アー「ズィマー。お前が源石装置を盗んだ目的は正義感か? それとも金か?」

ズィ「……」

アー「おそらくは誰かと結託したか。体に聞くしかないな」

ズィ「な、何をするつもりだ!」

アー「とっておきの自白剤がある。これが秘匿されるべき成分で、一人分しかなかったんだ。これも、今回のまわりくどい計画を立てた要因でもある。最重要人物にのみ使うしか道はなかったからな」

「ちょっと待て――」

 

アーミヤを止めようと手を伸ばすと、急に伸ばした右手首をつかまれる。別の黒子だ。

 

「な、何をする!」

アー「ドクター。ドクターはやはり優秀ですね。本当に殺さずに済んでよかった」

 

そのまま黒子に腕をロックされ、床に倒される。

 

アー「それほど優秀な頭脳でしたら、再び記憶喪失にする手間をかけてもいいでしょう」

「ど、どういうことだ! 私も殺そうとしていたのか?」

アー「私は絶対に生かしたかったのですが、ドクターを生かす価値があるかどうかを選別すると言って聞きませんでしたからね」

「誰が?」

アー「ケルシー先生とクロージャさんです」

「な!」

アー「当然、私の力だけでロドスをこんな状態にはできません。

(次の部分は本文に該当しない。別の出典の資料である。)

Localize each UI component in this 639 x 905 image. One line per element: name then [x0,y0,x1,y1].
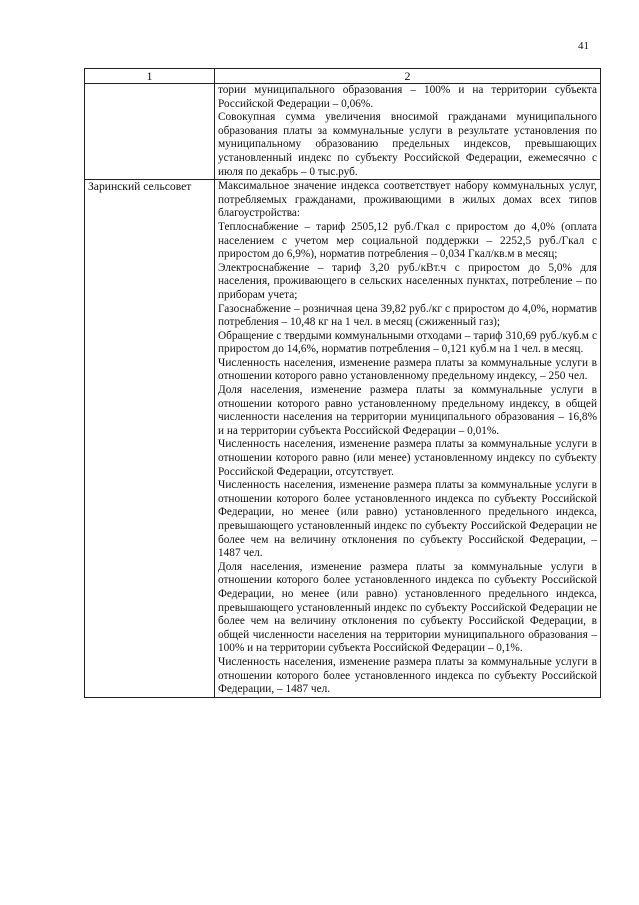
column-header-1: 1 [85,69,215,84]
paragraph: Максимальное значение индекса соответствует набору коммунальных услуг, потребляемых гражданами, проживающими в жилых домах всех типов благоустройства: [218,180,597,220]
column-header-2: 2 [215,69,601,84]
paragraph: Теплоснабжение – тариф 2505,12 руб./Гкал с приростом до 4,0% (оплата населением с учетом мер социальной поддержки – 2252,5 руб./Гкал с приростом до 6,9%), норматив потребления – 0,034 Гкал/кв.м в месяц; [218,220,597,261]
table-row [85,180,601,698]
paragraph: Электроснабжение – тариф 3,20 руб./кВт.ч с приростом до 5,0% для населения, проживающего в сельских населенных пунктах, потребление – по приборам учета; [218,261,597,301]
description-cell [215,180,601,698]
paragraph: Газоснабжение – розничная цена 39,82 руб./кг с приростом до 4,0%, норматив потребления – 10,48 кг на 1 чел. в месяц (сжиженный газ); [218,302,597,329]
paragraph: Численность населения, изменение размера платы за коммунальные услуги в отношении которого равно установленному предельному индексу, – 250 чел. [218,356,597,383]
table-header-row [85,69,601,84]
paragraph: Доля населения, изменение размера платы за коммунальные услуги в отношении которого равно установленному предельному индексу, в общей численности населения на территории муниципального образования – 16,8% и на территории субъекта Российской Федерации – 0,01%. [218,384,597,437]
page-number: 41 [578,40,589,52]
description-cell [215,84,601,180]
municipality-cell: Заринский сельсовет [85,180,215,698]
paragraph: Численность населения, изменение размера платы за коммунальные услуги в отношении которого более установленного индекса по субъекту Российской Федерации, но менее (или равно) установленного предельного индекса, превышающего установленный индекс по субъекту Российской Федерации не более чем на величину отклонения по субъекту Российской Федерации, – 1487 чел. [218,479,597,560]
paragraph: тории муниципального образования – 100% и на территории субъекта Российской Федерации – 0,06%. [218,84,597,110]
paragraph: Обращение с твердыми коммунальными отходами – тариф 310,69 руб./куб.м с приростом до 14,6%, норматив потребления – 0,121 куб.м на 1 чел. в месяц. [218,329,597,356]
paragraph: Численность населения, изменение размера платы за коммунальные услуги в отношении которого равно (или менее) установленному индексу по субъекту Российской Федерации, отсутствует. [218,438,597,478]
paragraph: Совокупная сумма увеличения вносимой гражданами муниципального образования платы за коммунальные услуги в результате установления по муниципальному образованию предельных индексов, превышающих установленный индекс по субъекту Российской Федерации, ежемесячно с июля по декабрь – 0 тыс.руб. [218,111,597,178]
paragraph: Доля населения, изменение размера платы за коммунальные услуги в отношении которого более установленного индекса по субъекту Российской Федерации, но менее (или равно) установленного предельного индекса, превышающего установленный индекс по субъекту Российской Федерации не более чем на величину отклонения по субъекту Российской Федерации, в общей численности населения на территории муниципального образования – 100% и на территории субъекта Российской Федерации – 0,1%. [218,560,597,655]
paragraph: Численность населения, изменение размера платы за коммунальные услуги в отношении которого более установленного индекса по субъекту Российской Федерации, – 1487 чел. [218,655,597,696]
municipality-cell [85,84,215,180]
indices-table [84,68,601,698]
table-row [85,84,601,180]
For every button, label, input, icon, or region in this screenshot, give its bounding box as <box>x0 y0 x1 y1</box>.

二人が手を貸すほど、装置の盗難は深刻な事態だったんですよ」

 

なんておそろしい。二人も裏で手を引いていたのか。

 

「知られるのが怖いからか? 患者を不当な手で死なせ、それで手に入れた源石を使っていたからか」

アー「何を話してもドクターは忘れるので、返答はしませんよ。ドクターが迷い込んだのは本当に偶然でした。あの時、地下四階の監視を怠っていたせいでしょうね。ドクターもミルラさんと同じようになっていたかもしれません。ですがここは何とか二人を説得し、もしこの複雑な状況を推理できたら、素晴らしい頭脳なので生かしておきましょうと説得をしたんです。つまり私はドクターの恩人です」

「……」

アー「もし推理が中途半端だったり、解けなかった場合は説得は無理だったかもしれません。いや、踏み込みすぎたので確実に殺されたでしょうね」

「待て……ズィマーはどうなる」

アー「死ぬより辛い目に遭った後、本当に死んでもらいます。彼女の命と引き換えに、ロドスの秘密は守られるでしょう」

 

ズィマーが黒子に連れて行かれる。アーミヤの元に行くと、彼女もこちらに背を向け、奥のドアへと向かう。私は精一杯の抵抗をしたが、押さえられた腕が痛むだけで何もできなかった。

 

ただ彼女の背中を見送るしか無かった。声にならない声を出すしかなかった。

 

患者を殺して作った源石装置。容易く六つの命を捨て去るほどの秘密。ロドスの深淵は、想像以上に……。